O general empurra-o de volta para os braços da progenitora.
A velha ficou ali, perplexa, imóvel. Aqueles sentimentos ataram-lhe o corpo. Virou-se para o filho:
— Essa cabeça que não regula, não te vai ajudar. Ninguém te quer por perto. Mas também quem te iria querer? És muito cauteloso, fazes as coisas, pois fazes, mas só depois de muito ponderares. Tenha coragem, filho, faça-o de olhos fechados, Adalberto! — Dizia a velha— Aja por instinto, assim como os grandes animais ferozes.
Passado alguns dias, Adalberto sai a rua. Com os olhos presos no chão, escuta murmúrios e insultos ao vento. Afinal, jamais alguém tinha sido expulso do campo de batalha por medo.
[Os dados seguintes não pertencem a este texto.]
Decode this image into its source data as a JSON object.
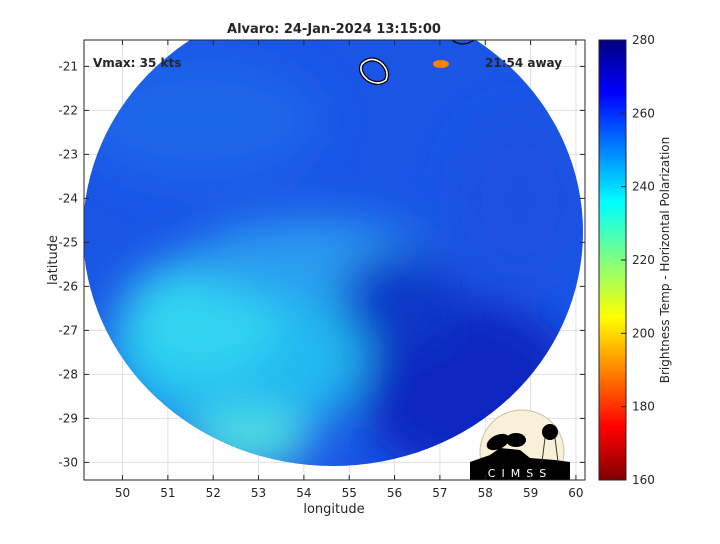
{
  "title": "Alvaro: 24-Jan-2024 13:15:00",
  "annotations": {
    "vmax": "Vmax: 35 kts",
    "away": "21:54 away"
  },
  "chart_data": {
    "type": "heatmap",
    "title": "Alvaro: 24-Jan-2024 13:15:00",
    "xlabel": "longitude",
    "ylabel": "latitude",
    "xlim": [
      49.15,
      60.2
    ],
    "ylim": [
      -30.4,
      -20.4
    ],
    "x_ticks": [
      "50",
      "51",
      "52",
      "53",
      "54",
      "55",
      "56",
      "57",
      "58",
      "59",
      "60"
    ],
    "y_ticks": [
      "-21",
      "-22",
      "-23",
      "-24",
      "-25",
      "-26",
      "-27",
      "-28",
      "-29",
      "-30"
    ],
    "grid": true,
    "colorbar": {
      "label": "Brightness Temp - Horizontal Polarization",
      "range": [
        160,
        280
      ],
      "ticks": [
        "160",
        "180",
        "200",
        "220",
        "240",
        "260",
        "280"
      ],
      "colormap": "jet"
    }
  },
  "logo": {
    "text": "CIMSS"
  },
  "colors": {
    "cold": "#1040e0",
    "warm": "#30d0f0",
    "dark": "#0a20b8"
  }
}
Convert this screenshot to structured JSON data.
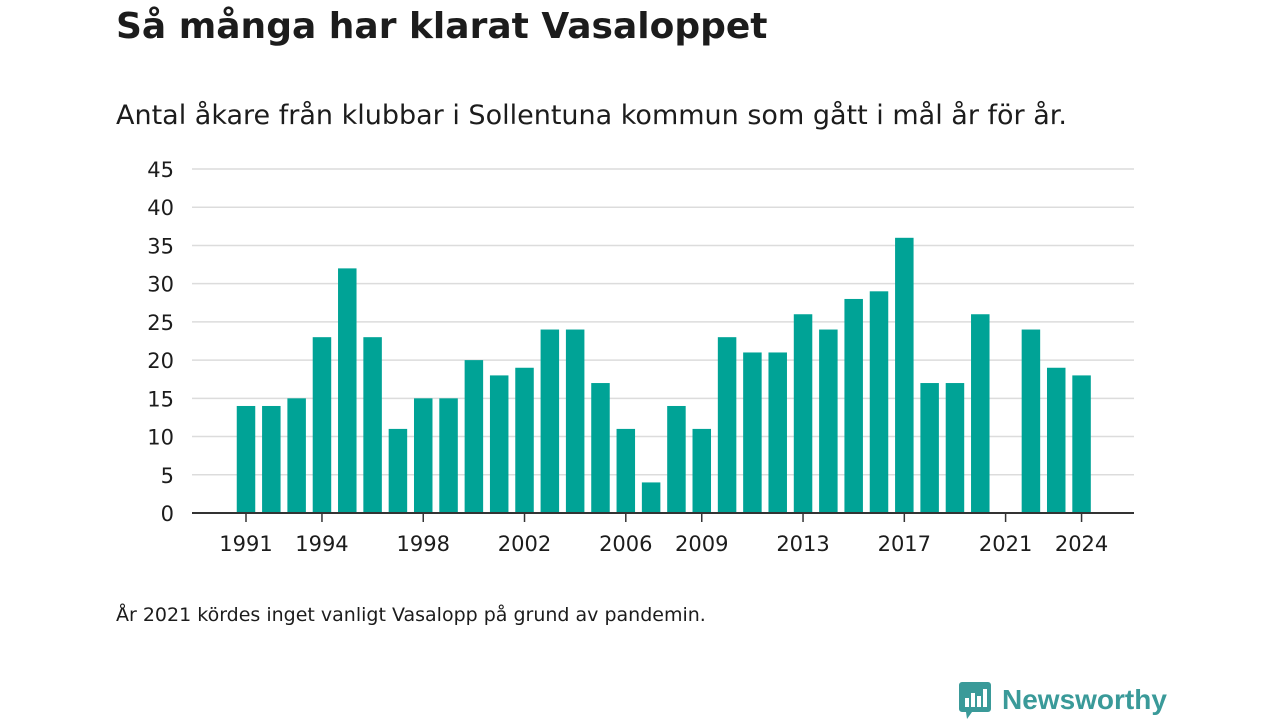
{
  "title": "Så många har klarat Vasaloppet",
  "subtitle": "Antal åkare från klubbar i Sollentuna kommun som gått i mål år för år.",
  "note": "År 2021 kördes inget vanligt Vasalopp på grund av pandemin.",
  "brand": {
    "name": "Newsworthy",
    "icon": "newsworthy-logo-icon",
    "color": "#3a9a99"
  },
  "colors": {
    "bar": "#00a396",
    "grid": "#dcdcdc",
    "axis": "#333333",
    "text": "#1c1c1c"
  },
  "chart_data": {
    "type": "bar",
    "categories": [
      "1991",
      "1992",
      "1993",
      "1994",
      "1995",
      "1996",
      "1997",
      "1998",
      "1999",
      "2000",
      "2001",
      "2002",
      "2003",
      "2004",
      "2005",
      "2006",
      "2007",
      "2008",
      "2009",
      "2010",
      "2011",
      "2012",
      "2013",
      "2014",
      "2015",
      "2016",
      "2017",
      "2018",
      "2019",
      "2020",
      "2021",
      "2022",
      "2023",
      "2024"
    ],
    "values": [
      14,
      14,
      15,
      23,
      32,
      23,
      11,
      15,
      15,
      20,
      18,
      19,
      24,
      24,
      17,
      11,
      4,
      14,
      11,
      23,
      21,
      21,
      26,
      24,
      28,
      29,
      36,
      17,
      17,
      26,
      0,
      24,
      19,
      18
    ],
    "x_tick_labels": [
      "1991",
      "1994",
      "1998",
      "2002",
      "2006",
      "2009",
      "2013",
      "2017",
      "2021",
      "2024"
    ],
    "y_ticks": [
      0,
      5,
      10,
      15,
      20,
      25,
      30,
      35,
      40,
      45
    ],
    "ylim": [
      0,
      45
    ],
    "grid": true,
    "legend": "none"
  }
}
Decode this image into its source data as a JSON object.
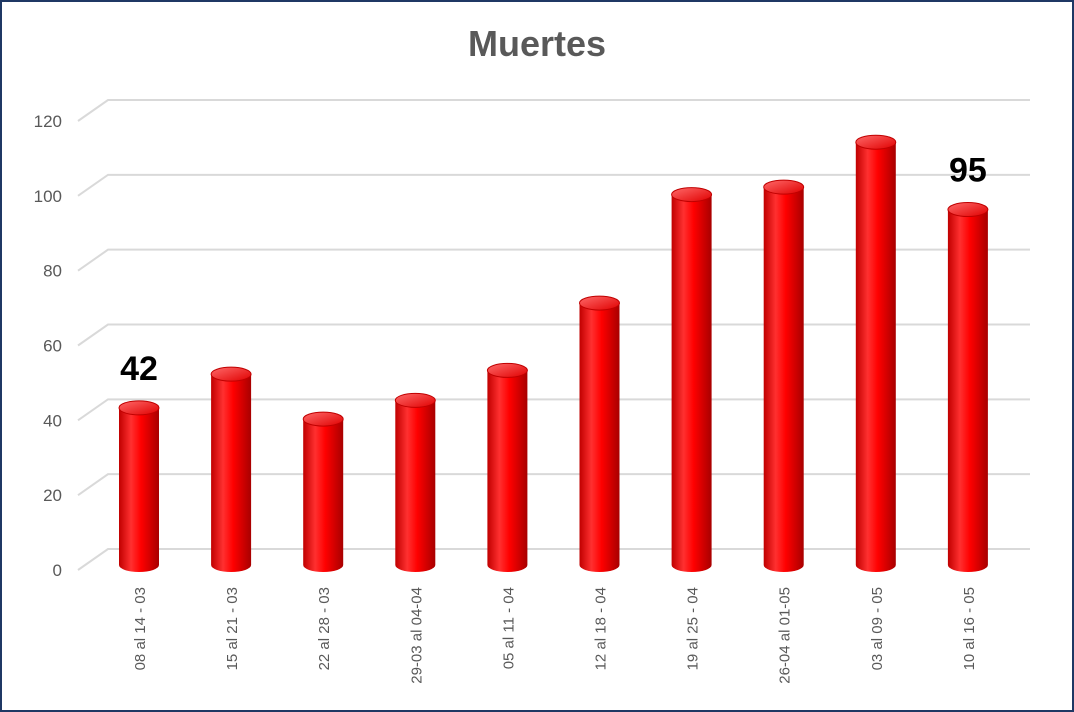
{
  "chart_data": {
    "type": "bar",
    "title": "Muertes",
    "categories": [
      "08 al 14 - 03",
      "15 al 21 - 03",
      "22 al 28 - 03",
      "29-03 al 04-04",
      "05 al 11 - 04",
      "12 al 18 - 04",
      "19 al 25 - 04",
      "26-04 al 01-05",
      "03 al 09 - 05",
      "10 al 16 - 05"
    ],
    "values": [
      42,
      51,
      39,
      44,
      52,
      70,
      99,
      101,
      113,
      95
    ],
    "data_labels": [
      {
        "index": 0,
        "text": "42"
      },
      {
        "index": 9,
        "text": "95"
      }
    ],
    "ylim": [
      0,
      120
    ],
    "yticks": [
      "0",
      "20",
      "40",
      "60",
      "80",
      "100",
      "120"
    ],
    "grid": true,
    "style": "3d-cylinder",
    "bar_color": "#ff0000",
    "bar_highlight": "#ff5050",
    "bar_shadow": "#b00000",
    "border_color": "#1f3864"
  }
}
Muitos morriam. Nem metade deles voltava à casa. Exausto de semear os olhos sobre a terra, Adalberto ergueu o rosto. Mas, de imediato, encolheu-se, embaraçado. Não era medo dos falatórios do povo, mas sim do seu próprio coração. Encantara-se com a mulher diante de si. Estava apaixonado, ela acabara de roubar-lhe o coração.
Pensara em falar-lhe dos seus sentimentos naquele mesmo instante, mas preferiu aguardar e entender melhor o sentimento que o cativara.
Depois de semanas, vai ao encontro da mulher, exprime o seu interesse, mas ela desafia-o, dizendo que só o aceitará depois que perder o medo.
Cabisbaixo, Adalberto faz-se a rua, e quando decide erguer os olhos para contemplar a cidade que dele tem nojo, nota uma oficina. No interior, por detrás do balcão, está um idoso, de óculos com grandes lentes e mal de tossir.
— O que o senhor trouxe para que eu concerte?— questionou o velho, acendendo um cigarro.
— O meu coração.
— Ah!— exclamou o velho— Teria que o deixar comigo por alguns dias.
— Mas eu não posso viver sem um coração— respondeu Adalberto.
O velho direccionou-se para um armário alto e de lá tirou um coração de papel. Entregou-o a Adalberto, dizendo:
— Use-o enquanto conserto o seu.
— Funciona perfeitamente? É igual aos demais?
— É um coração de papel.
Da oficina, Adalberto saiu com um coração de papel novinho em folha. E já não era o mesmo. Dali em diante, passou a ser igual aos outros. Já não tinha interesse na mulher que vira na rua. Interessava-se por todas que via passar. Fora-se a cautela. Passara a ser violento. Metia-se em brigas nas ruas, roubava e ninguém o criticava. Afinal, era igual a todos.
Um dia passou em frente da oficina. Decidiu entrar.
— Deixei um coração aqui, há anos.
— Prontos, não se preocupe, lembro-me perfeitamente de si. — O homem retirou do armário um coração coberto por um pano branco.
— Consertou?
— Não. — Respondeu o velho ajeitando os óculos.
Adalberto sentou-se na poltrona da oficina e suspirou profundamente.
— O desconserto deve ser maior.
— Nunca vi em toda minha vida, um coração tão perfeito, tão completo feito este. Ele não requer um reparo — Explicou o velho estendendo-lhe o coração. Adalberto recusou-o.
— Para o senhor talvez seja perfeito, mas para mim e para a minha gente esse coração só traz decepções, desigualdades e prejuízos. Para o povo, o coração de papel, esse sim é perfeito.
Levanta-se da poltrona e diz:
— Gostou do coração? Fique com ele, eu ficarei com o de papel.
— Mas não existe, Senhor, coração tão perfeito quanto o seu!— Insistiu o idoso desesperado. Adalberto aproximou-se do velho, agarrou-lhe as mãos trémulas e disse:
— Já lhe disse: para este país, para esta gente, esse coração não está bom. Gostou? Fique com ele. O coração de papel, sim, é perfeito.
Por Bruno Marquês Areno

Bruno Marquês Areno, nascido em Nampula, é autor de “Fotografias Feitas à Letras” e co-autor de livros como “O Estrangeiro”; “Olhares Negros”; “Poesia Brasileira”; “Água”; “Poemas do Eu”; “Alma de Mar”, entre outros.